Their debate is the best in town. Dennett even pulls out the slam-dunk of a comment regarding Harris’ work – ‘Not even wrong” – that was uncalled for by the way. In fact some of his comments do not cover him in glory especially as they are friends and 2 of the remaining 4 horseman along with Dawkins.
Anyway when it comes to marketing rather than talk about say how a product or brand fits into one life today in modern culture – there maybe a tendency for modern-day marketers instead to focus on what effect advertising has on the material brain (at least in a lab) rather than its immaterial thoughts. Not how do we explain a benefit say but how do we trigger an emotional response like that of love in the amygdala.
They’re mad for the amygdala aren’t they Tom? We have all see the amazingly coloured fMRI scans haven’t we in the press with captions like – chocolate just like sex – drinking coke just like meeting your best friend and so on. All out of social context. It’s all what and no why?
Why even improve products at all – just make the advertising or brand stories better as long as the amygdala lights up we are happy – we are home and dry right?
So marketers could be led to think that if an ad (or brand story) lights up the brain in the same place as love or any other desired emotion then bingo. But importantly that does not understand emotions in context that only humans can really do. It is under valuing what it means to be human and have emotions. It is like the common idea today that people love brands, They don’t. People are not even half as loyal to brands as marketers would like them to be- see Byron Sharp.
And yes it does scare me – not because it is unsexy – but because the end conclusion of writers (who I really enjoy reading btw) like Sam Harris and Susan Blackmore. Which is we can’t really have moral responsibility. That we are not really author of our actions and their logic seems very good, doesn’t it? And why would they make their cases as Chomsky points out anyway?
In times where people have no faith in human agency or progress and where people don’t trust others or even themselves it seems these ideas have traction.
Today way too often humans are seen as viruses with legs or only motivated by self-preservation or greed. We live in times where human agency and potential is not celebrated, so to abandon free will and the subjective quality of humans is more in line with already fashionable thinking that scientific fact.
So what if nobody is really responsible for their actions – not really really. Is that a moral problem for how we organise ourselves in society – particularly say in law or even in marketing agencies – why should anyone really get promoted rewarded or fired?
So I think there needs to be more dare I say philosophical discussion about whether we should treat people as zombies or autonomous decision makers.
Has neuroscience added that much to the ancient philosophical debate on persuasion? Well, yes, yes it has let’s be clear about that – but it’s easy misinterpretation may hinder more than it clarifies if people (what they call consumers) are viewed as biological objects rather that thinking subjects.
And way more importantly the effect that fMRI scans will have on treating brain diseases is and will continue to be phenomenal. In fact I think its effect will be more on treating humans as objects than subjects, if that makes sense.

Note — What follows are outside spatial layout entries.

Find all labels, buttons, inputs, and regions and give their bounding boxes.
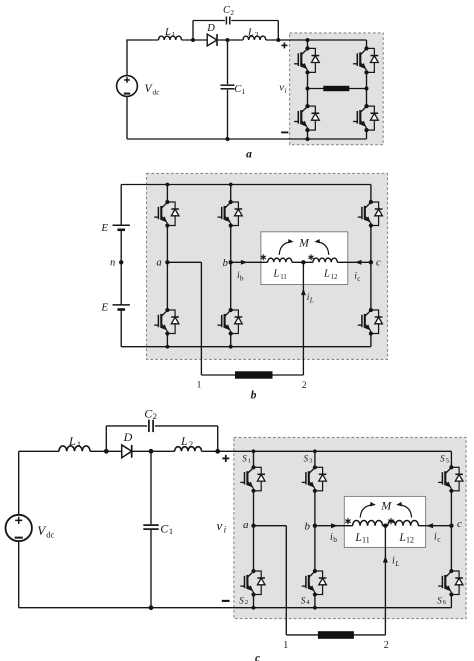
svg-text:1: 1 <box>242 87 246 96</box>
svg-text:1: 1 <box>172 30 176 39</box>
svg-text:M: M <box>298 237 310 249</box>
svg-text:E: E <box>100 302 108 314</box>
polarity star L11 (fig b) <box>261 254 266 260</box>
wire: top rail fig a <box>127 39 367 41</box>
svg-text:1: 1 <box>169 526 173 536</box>
mutual coupling arrow right (fig b) <box>314 239 328 255</box>
transistor S6 (fig c) <box>438 569 463 597</box>
svg-text:11: 11 <box>280 274 287 281</box>
diode D (fig c) <box>122 445 132 458</box>
wire: left bridge leg (fig a) <box>307 40 309 139</box>
svg-text:1: 1 <box>197 381 202 391</box>
label L12 (fig b) <box>323 269 338 281</box>
node a (fig b) <box>165 260 169 264</box>
wire: left branch with source fig a <box>126 39 128 139</box>
svg-text:b: b <box>223 258 228 269</box>
label L12 (fig c) <box>398 532 414 545</box>
label S3 (fig c) <box>304 453 313 464</box>
inductor L2 (fig c) <box>175 447 202 452</box>
figure label c <box>255 653 260 661</box>
wire: inverter leg c (fig b) <box>370 185 372 347</box>
svg-text:b: b <box>305 520 311 532</box>
svg-text:b: b <box>240 274 244 282</box>
node: winding midpoint (fig c) <box>383 524 387 528</box>
label terminal 2 (fig c) <box>384 640 389 651</box>
svg-text:D: D <box>123 430 133 444</box>
label L2 (fig c) <box>180 434 193 449</box>
transistor: leg b lower IGBT (fig b) <box>218 308 243 336</box>
transistor: leg b upper IGBT (fig b) <box>218 200 243 228</box>
wire: DC source branch (fig b) <box>120 185 122 347</box>
wire: phase b to winding (fig b) <box>231 261 268 263</box>
svg-text:dc: dc <box>153 88 161 97</box>
label c (fig c) <box>457 518 462 530</box>
label i_L (fig b) <box>307 293 314 304</box>
wire: inverter leg c (fig c) <box>450 451 452 607</box>
figure label a <box>246 149 252 161</box>
svg-text:i: i <box>284 86 286 95</box>
label L11 (fig c) <box>354 532 369 545</box>
svg-text:L: L <box>309 297 314 305</box>
polarity star L12 (fig c) <box>388 518 393 524</box>
svg-text:L: L <box>398 532 405 544</box>
transistor: leg a lower IGBT (fig b) <box>154 308 179 336</box>
label V_dc (fig c) <box>37 523 54 540</box>
wire: winding middle (fig b) <box>292 261 313 263</box>
transistor: leg c lower IGBT (fig b) <box>358 308 383 336</box>
svg-text:12: 12 <box>331 274 338 281</box>
label S2 (fig c) <box>239 595 248 606</box>
label C2 (fig c) <box>144 406 157 421</box>
wire: node a to terminal 1 (fig c) <box>254 526 318 635</box>
wire: C2 bypass path (fig c) <box>106 426 217 451</box>
label S6 (fig c) <box>437 595 447 606</box>
node: leg a top rail junction (fig c) <box>252 449 256 453</box>
polarity star L12 (fig b) <box>308 254 313 260</box>
label i_c (fig c) <box>434 531 441 543</box>
label terminal 1 (fig b) <box>197 381 202 391</box>
label i_b (fig c) <box>330 532 337 544</box>
node: junction before diode (fig a) <box>191 38 195 42</box>
svg-text:1: 1 <box>248 457 251 464</box>
svg-text:L: L <box>273 269 280 280</box>
svg-text:c: c <box>255 653 260 661</box>
wire: source branch fig c <box>18 451 20 607</box>
label terminal 1 (fig c) <box>283 640 288 651</box>
svg-text:2: 2 <box>302 381 307 391</box>
svg-text:i: i <box>224 525 227 535</box>
label i_L (fig c) <box>392 556 399 569</box>
node: junction before diode (fig c) <box>104 449 109 454</box>
label v_i (fig a) <box>279 83 286 95</box>
svg-text:b: b <box>333 535 337 544</box>
label L11 (fig b) <box>273 269 287 281</box>
wire: bottom rail fig c <box>19 607 452 609</box>
wire: inverter leg b (fig b) <box>230 185 232 347</box>
wire: winding middle (fig c) <box>383 525 388 527</box>
node: leg a bottom rail junction (fig c) <box>252 606 256 610</box>
label + terminal (fig a) <box>281 42 287 48</box>
load (black bar, fig a) <box>323 86 349 91</box>
current arrow i_b (fig c) <box>331 523 338 528</box>
label C1 (fig c) <box>160 521 173 536</box>
label S4 (fig c) <box>301 595 311 606</box>
transistor: bottom-right IGBT with diode (fig a) <box>353 104 378 132</box>
svg-text:S: S <box>440 453 445 463</box>
mutual coupling arrow left (fig c) <box>360 502 376 518</box>
label b (fig b) <box>223 258 228 269</box>
figure a: quasi-Z-source DC link circuit <box>117 5 384 160</box>
label V_dc (fig a) <box>145 83 161 97</box>
label E upper (fig b) <box>100 222 108 234</box>
svg-text:L: L <box>247 27 254 38</box>
svg-text:v: v <box>217 518 223 533</box>
polarity star L11 (fig c) <box>345 518 350 524</box>
mutual coupling arrow left (fig b) <box>279 239 293 255</box>
capacitor C2 (fig a) <box>226 17 229 25</box>
figure label b <box>251 389 257 401</box>
wire: right bridge leg (fig a) <box>366 40 368 139</box>
svg-text:b: b <box>251 389 257 401</box>
svg-text:D: D <box>206 23 215 34</box>
svg-text:L: L <box>68 434 76 448</box>
svg-text:L: L <box>164 27 171 38</box>
label C2 (fig a) <box>223 5 234 17</box>
inductor L2 (fig a) <box>243 36 266 40</box>
svg-text:1: 1 <box>283 640 288 651</box>
node: junction after L2 (fig a) <box>276 38 280 42</box>
current arrow i_c (fig c) <box>426 523 433 528</box>
label L2 (fig a) <box>247 27 259 39</box>
node n (fig b) <box>119 260 123 264</box>
transistor S2 (fig c) <box>240 569 265 597</box>
svg-text:S: S <box>301 595 306 605</box>
load (black bar, fig c) <box>318 631 354 639</box>
svg-text:a: a <box>243 519 249 531</box>
battery E lower (fig b) <box>113 305 130 310</box>
label L1 (fig c) <box>68 434 81 449</box>
figure c: combined quasi-Z-source + three-leg inverter <box>6 406 467 661</box>
svg-text:S: S <box>437 595 442 605</box>
winding L12 (fig b) <box>313 258 337 262</box>
battery E upper (fig b) <box>113 225 130 230</box>
wire: inverter leg a (fig c) <box>253 451 255 607</box>
mutual coupling arrow right (fig c) <box>396 502 411 518</box>
diode D (fig a) <box>207 34 217 46</box>
label + terminal (fig c) <box>222 455 229 462</box>
motor winding box (fig b) <box>261 232 348 285</box>
label b (fig c) <box>305 520 311 532</box>
svg-text:a: a <box>246 149 252 161</box>
node b (fig b) <box>229 260 233 264</box>
wire: winding midpoint to terminal 2 / i_L branch (fig b) <box>273 262 304 375</box>
wire: inverter leg b (fig c) <box>314 451 316 607</box>
svg-text:S: S <box>304 453 309 463</box>
voltage source V_dc (fig c) <box>6 515 32 541</box>
inductor L1 (fig a) <box>159 36 182 40</box>
node: winding midpoint (fig b) <box>301 260 305 264</box>
svg-text:5: 5 <box>446 457 449 464</box>
label S1 (fig c) <box>242 453 251 464</box>
capacitor C1 branch wire (fig c) <box>150 451 152 607</box>
capacitor C2 (fig c) <box>149 420 153 432</box>
node c (fig c) <box>449 524 453 528</box>
label terminal 2 (fig b) <box>302 381 307 391</box>
transistor: top-right IGBT with diode (fig a) <box>353 46 378 74</box>
svg-text:12: 12 <box>406 536 414 545</box>
capacitor C1 branch wire (fig a) <box>227 40 229 139</box>
svg-text:2: 2 <box>189 439 193 449</box>
node a (fig c) <box>251 524 255 528</box>
wire: winding midpoint to terminal 2 / i_L branch (fig c) <box>354 526 386 635</box>
node: leg b bottom rail junction (fig c) <box>313 606 317 610</box>
svg-text:L: L <box>394 559 399 568</box>
svg-text:dc: dc <box>46 530 54 540</box>
node b (fig c) <box>313 524 317 528</box>
svg-text:c: c <box>357 275 360 283</box>
label - terminal (fig a) <box>281 131 288 133</box>
label S5 (fig c) <box>440 453 449 464</box>
svg-text:2: 2 <box>153 411 157 421</box>
svg-text:n: n <box>110 257 115 268</box>
node: C1 bottom junction (fig c) <box>149 605 154 610</box>
node: junction after L2 (fig c) <box>215 449 220 454</box>
wire: node a to terminal 1 (fig b) <box>167 262 235 375</box>
label i_b (fig b) <box>237 271 244 282</box>
node: left leg top rail junction (fig a) <box>306 38 310 42</box>
wire: top rail (fig b) <box>121 184 371 186</box>
svg-text:L: L <box>354 532 361 544</box>
svg-text:a: a <box>156 257 161 268</box>
node: junction after diode / C1 top (fig c) <box>149 449 154 454</box>
winding L12 (fig c) <box>388 520 419 525</box>
node: C1 bottom junction (fig a) <box>226 137 230 141</box>
label D (fig c) <box>123 430 133 444</box>
label v_i (fig c) <box>217 518 227 535</box>
transistor S3 (fig c) <box>302 465 327 493</box>
label C1 (fig a) <box>234 84 245 96</box>
svg-text:S: S <box>242 453 247 463</box>
transistor S4 (fig c) <box>302 569 327 597</box>
svg-text:S: S <box>239 595 244 605</box>
transistor: top-left IGBT with diode (fig a) <box>294 46 319 74</box>
figure b: three-leg inverter with split DC source <box>100 173 387 401</box>
node: leg b top rail junction (fig b) <box>229 183 233 187</box>
transistor S1 (fig c) <box>240 465 265 493</box>
label L1 (fig a) <box>164 27 176 39</box>
node: junction after diode / C1 top (fig a) <box>226 38 230 42</box>
winding L11 (fig c) <box>353 521 383 526</box>
svg-text:2: 2 <box>230 8 234 17</box>
wire: bottom rail (fig b) <box>121 346 371 348</box>
svg-text:11: 11 <box>362 536 370 545</box>
label M (fig c) <box>380 498 392 512</box>
svg-text:L: L <box>180 434 188 448</box>
label c (fig b) <box>376 258 381 269</box>
label a (fig c) <box>243 519 249 531</box>
wire: top rail fig c <box>19 450 452 452</box>
svg-text:2: 2 <box>245 599 248 606</box>
svg-text:L: L <box>323 269 330 280</box>
svg-text:1: 1 <box>77 439 81 449</box>
node: leg b bottom rail junction (fig b) <box>229 345 233 349</box>
svg-text:2: 2 <box>384 640 389 651</box>
current arrow i_L (fig b) <box>301 289 306 296</box>
label n (fig b) <box>110 257 115 268</box>
H-bridge converter enclosure (dashed gray box) <box>290 33 384 145</box>
current arrow i_c (fig b) <box>355 260 362 265</box>
node c (fig b) <box>369 260 373 264</box>
svg-text:c: c <box>376 258 381 269</box>
inductor L1 (fig c) <box>59 446 90 451</box>
capacitor C1 (fig a) <box>221 85 235 89</box>
label E lower (fig b) <box>100 302 108 314</box>
label M (fig b) <box>298 237 310 249</box>
wire: C2 bypass path (fig a) <box>193 21 278 41</box>
winding L11 (fig b) <box>268 258 292 262</box>
node: leg b top rail junction (fig c) <box>313 449 317 453</box>
svg-text:M: M <box>380 498 392 512</box>
inverter enclosure (dashed gray box, fig b) <box>147 173 388 359</box>
node: leg a bottom rail junction (fig b) <box>166 345 170 349</box>
wire: phase b to winding (fig c) <box>315 525 353 527</box>
node: leg a top rail junction (fig b) <box>166 183 170 187</box>
wire: bottom rail fig a <box>127 138 367 140</box>
transistor: bottom-left IGBT with diode (fig a) <box>294 104 319 132</box>
voltage source V_dc (fig a) <box>117 76 138 97</box>
transistor: leg a upper IGBT (fig b) <box>154 200 179 228</box>
svg-text:E: E <box>100 222 108 234</box>
node: right mid junction (fig a) <box>365 87 369 91</box>
wire: winding to phase c (fig c) <box>418 525 451 527</box>
wire: winding to phase c (fig b) <box>337 261 371 263</box>
transistor S5 (fig c) <box>438 465 463 493</box>
svg-text:3: 3 <box>309 457 312 464</box>
label D (fig a) <box>206 23 215 34</box>
wire: inverter leg a (fig b) <box>166 185 168 347</box>
capacitor C1 (fig c) <box>143 525 158 529</box>
label - terminal (fig c) <box>222 600 230 602</box>
svg-text:2: 2 <box>255 30 259 39</box>
label i_c (fig b) <box>354 271 360 282</box>
inverter enclosure (dashed gray box, fig c) <box>234 437 466 618</box>
current arrow i_L (fig c) <box>383 556 388 563</box>
node: left leg bottom rail junction (fig a) <box>306 137 310 141</box>
current arrow i_b (fig b) <box>241 260 248 265</box>
wire: load row (fig a) <box>308 88 367 90</box>
label a (fig b) <box>156 257 161 268</box>
svg-text:c: c <box>457 518 462 530</box>
node: left mid junction (fig a) <box>306 87 310 91</box>
load (black bar, fig b) <box>235 371 273 378</box>
transistor: leg c upper IGBT (fig b) <box>358 200 383 228</box>
motor winding box (fig c) <box>344 496 425 547</box>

Finally freedom arises from the ability to reason and overcome impulses, to be able to think twice. So freedom is not behaviour that is undetermined but actions that have been chosen over others and that one is responsible for. Freedom is linked to our ability to think rationally something that much of advertising backed by neuroscience and cognitive scientist are fashionably saying we lack. If we were never rational and reasoning we would indeed lack free will giving way to impulses.a ad never learning from our mistakes. The reason why it is worth defending (choice and free will) is because it is freedom and choices and improvements that creates a better world.
So early beer on a Friday or do more work and stick to my drink free January?